The 3D systems allow variable distances, like a curved trench or line, for more complex projects. For instance, if operators are trenching to install a sewer system with the 3D system, they can set the slope and maintain the slope by looking at the touch screen. As operators get close to the determined depth, the system will change colors and an alert will go off to notify them on how close they are getting to slope and depth.
In addition, many excavators are equipped with laser receivers, so operators don’t need to reset the depth each time the machine is moved to another location. The receiver will display an icon on the touch screen so the operators know they can continue to dig at the same parameters.
At the end of the day, grade assist results in game-changing improvements in productivity and efficiency for even the most novice operators.

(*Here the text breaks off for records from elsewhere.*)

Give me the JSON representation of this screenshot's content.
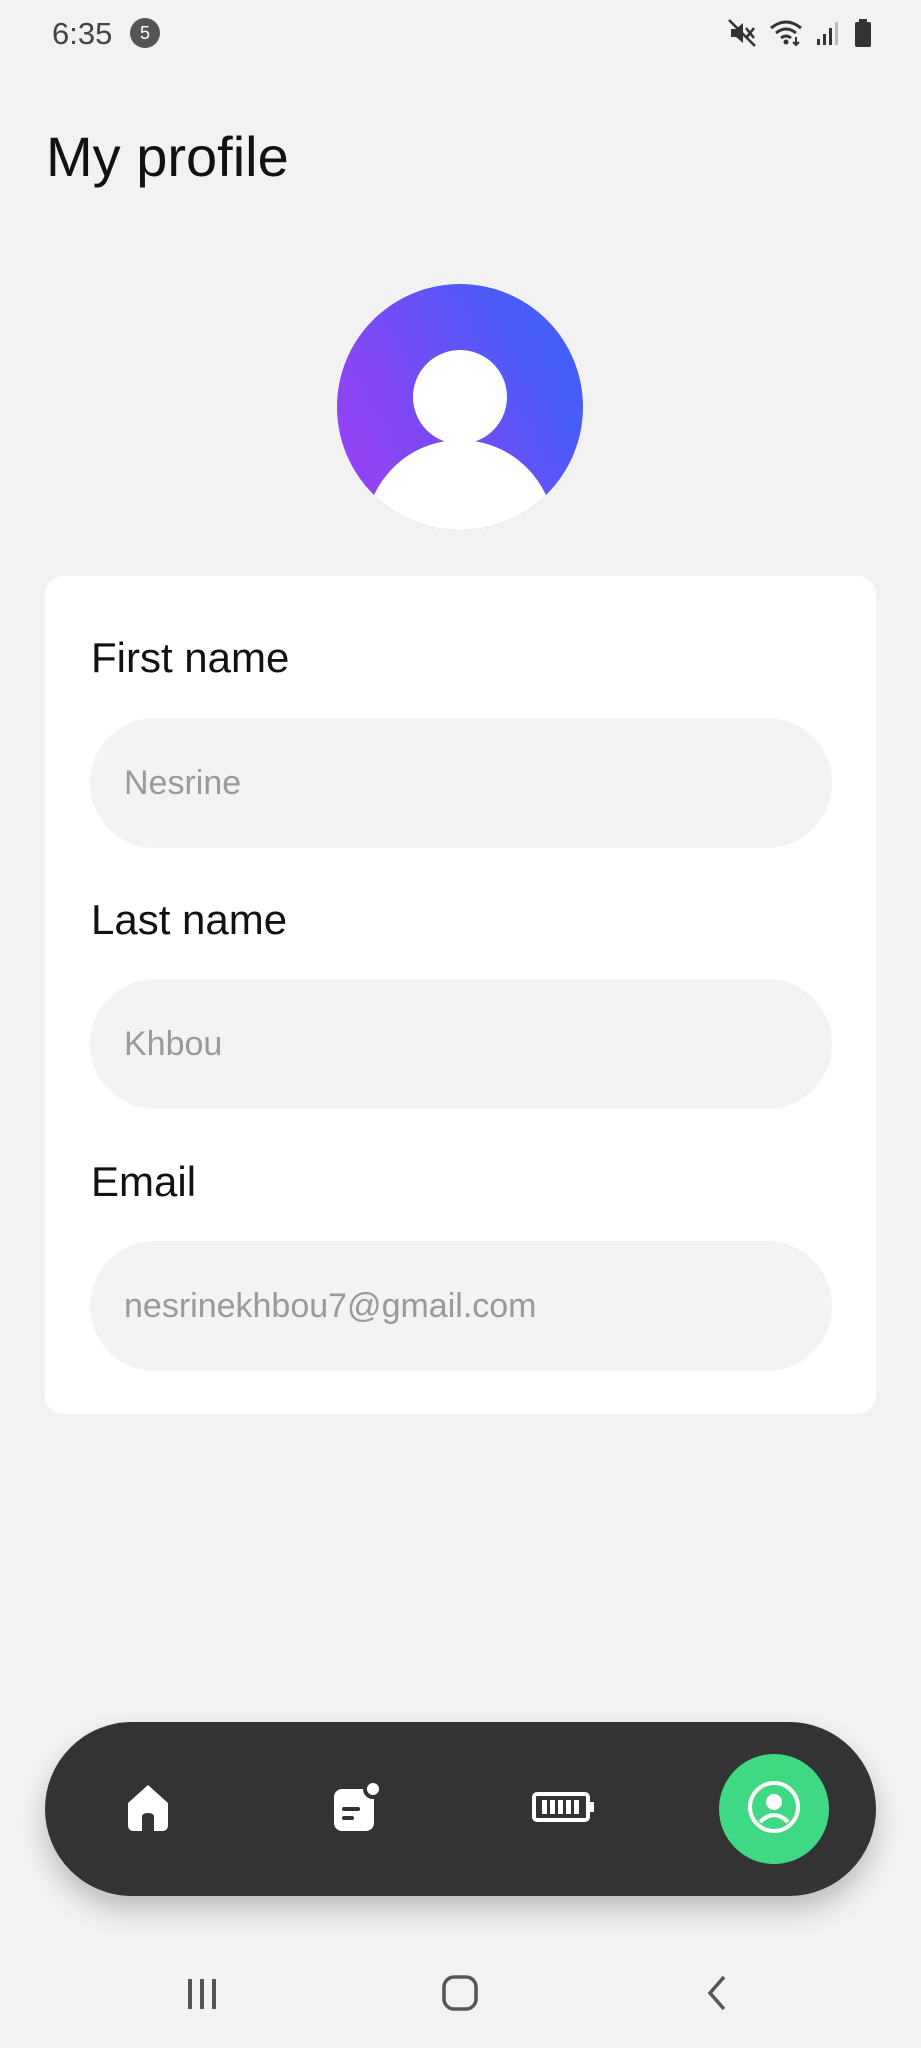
{
  "status_bar": {
    "time": "6:35",
    "notification_count": "5",
    "icons": [
      "mute-icon",
      "wifi-icon",
      "signal-icon",
      "battery-icon"
    ]
  },
  "page": {
    "title": "My profile"
  },
  "avatar": {
    "icon": "user-avatar-icon",
    "gradient": [
      "#a23ff4",
      "#3b63f8"
    ]
  },
  "form": {
    "first_name": {
      "label": "First name",
      "value": "Nesrine"
    },
    "last_name": {
      "label": "Last name",
      "value": "Khbou"
    },
    "email": {
      "label": "Email",
      "value": "nesrinekhbou7@gmail.com"
    }
  },
  "bottom_nav": {
    "items": [
      {
        "icon": "home-icon",
        "active": false
      },
      {
        "icon": "notes-icon",
        "active": false
      },
      {
        "icon": "battery-icon",
        "active": false
      },
      {
        "icon": "profile-icon",
        "active": true
      }
    ],
    "active_color": "#3fd984",
    "background": "#333333"
  },
  "system_nav": {
    "icons": [
      "recents-icon",
      "home-button-icon",
      "back-icon"
    ]
  }
}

Fine Swing Function Leads to Faster Cycle Times
Most excavator operators have experienced shaking at the beginning or end of the swing movement when lifting an object. Activating the fine swing function gives operators greater control when lifting an object and better accuracy when placing it. It also increases the safety of operators in certain lifting applications, like pipe laying, and can prevent damage from the object falling from the excavator. Fine swing can be engaged and disengaged manually, giving operators more control. When the function activates, the overrun disappears, allowing the excavator to smoothly reach maximum swing speed while removing the shock from the turn. Operators can turn off the rotation, or slew, and brake to prevent material loss from the bucket.

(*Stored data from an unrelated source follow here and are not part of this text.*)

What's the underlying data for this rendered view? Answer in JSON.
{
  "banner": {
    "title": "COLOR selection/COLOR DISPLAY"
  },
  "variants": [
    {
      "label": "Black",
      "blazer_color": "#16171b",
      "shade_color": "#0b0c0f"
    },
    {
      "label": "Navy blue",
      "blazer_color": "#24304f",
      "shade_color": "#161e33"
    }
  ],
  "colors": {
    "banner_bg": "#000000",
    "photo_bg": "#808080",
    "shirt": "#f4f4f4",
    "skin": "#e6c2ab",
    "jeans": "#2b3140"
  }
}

Virtual Wall Setting Improves Productivity
New precision technology features, such as a virtual wall setting, help operators improve their safety and productivity when working in confined spaces. For instance, if there is an obstacle on one or both sides of the machine, the operator can set limits, so the machine won’t swing past that. They can also control the settings for arm out as well as set ceiling and floor limits. The function can be overridden at any time.
Onboard Weighing System Accurately Measures Material
Instead of guessing how much material they are loading into a truck, an operator can work more confidently with an onboard weighing system.

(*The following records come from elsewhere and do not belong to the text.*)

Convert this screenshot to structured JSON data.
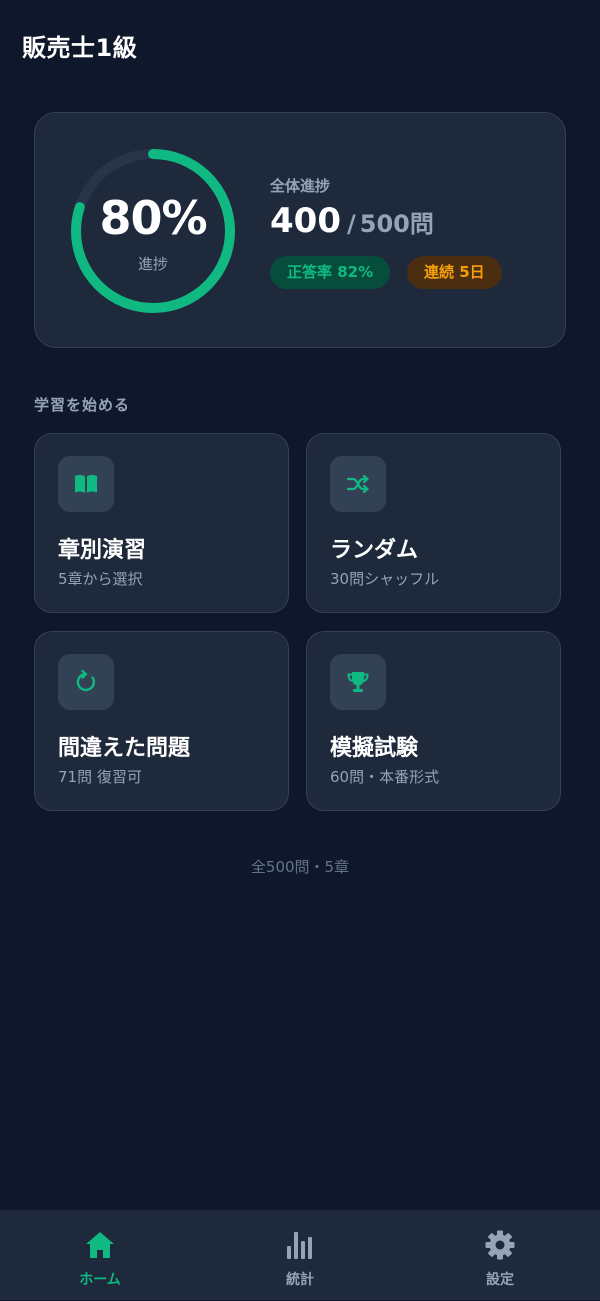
{
  "app": {
    "title": "販売士1級"
  },
  "progress": {
    "percent_text": "80%",
    "percent_value": 0.8,
    "ring_label": "進捗",
    "overall_label": "全体進捗",
    "done": "400",
    "separator": "/",
    "total": "500問",
    "accuracy_badge": "正答率 82%",
    "streak_badge": "連続 5日"
  },
  "section": {
    "title": "学習を始める"
  },
  "modes": [
    {
      "title": "章別演習",
      "subtitle": "5章から選択",
      "icon": "book-open-icon"
    },
    {
      "title": "ランダム",
      "subtitle": "30問シャッフル",
      "icon": "shuffle-icon"
    },
    {
      "title": "間違えた問題",
      "subtitle": "71問 復習可",
      "icon": "refresh-icon"
    },
    {
      "title": "模擬試験",
      "subtitle": "60問・本番形式",
      "icon": "trophy-icon"
    }
  ],
  "footer": {
    "note": "全500問・5章"
  },
  "nav": {
    "items": [
      {
        "label": "ホーム",
        "icon": "home-icon",
        "active": true
      },
      {
        "label": "統計",
        "icon": "bar-chart-icon",
        "active": false
      },
      {
        "label": "設定",
        "icon": "gear-icon",
        "active": false
      }
    ]
  },
  "colors": {
    "background": "#0f172a",
    "card": "#1e293b",
    "accent": "#10b981",
    "warning": "#f59e0b",
    "muted": "#94a3b8"
  }
}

This technology accurately measures and displays the material in the excavator bucket via a touch-screen display, which provides important notifications for operator performance.
Lift-Assist Mode Improves Safety
Excavators regularly lift or crane objects on jobsites, so using lift assist allows operators to remove the guesswork when lifting objects. This function measures and displays the current weight of the bucket as materials are being loaded, as well as the tipping load, and alerts the operator when the total loading weight is exceeded.
The sensors are accurate to within 3%. This function can reduce concerns about tipping the machine if the object is too heavy.
Many equipment manufacturers are introducing next-generation excavators with advanced electronic technologies to deliver smart performance, and the trend isn’t slowing down anytime soon. These technologies are designed to help make operators work smarter — not harder — on the jobsite.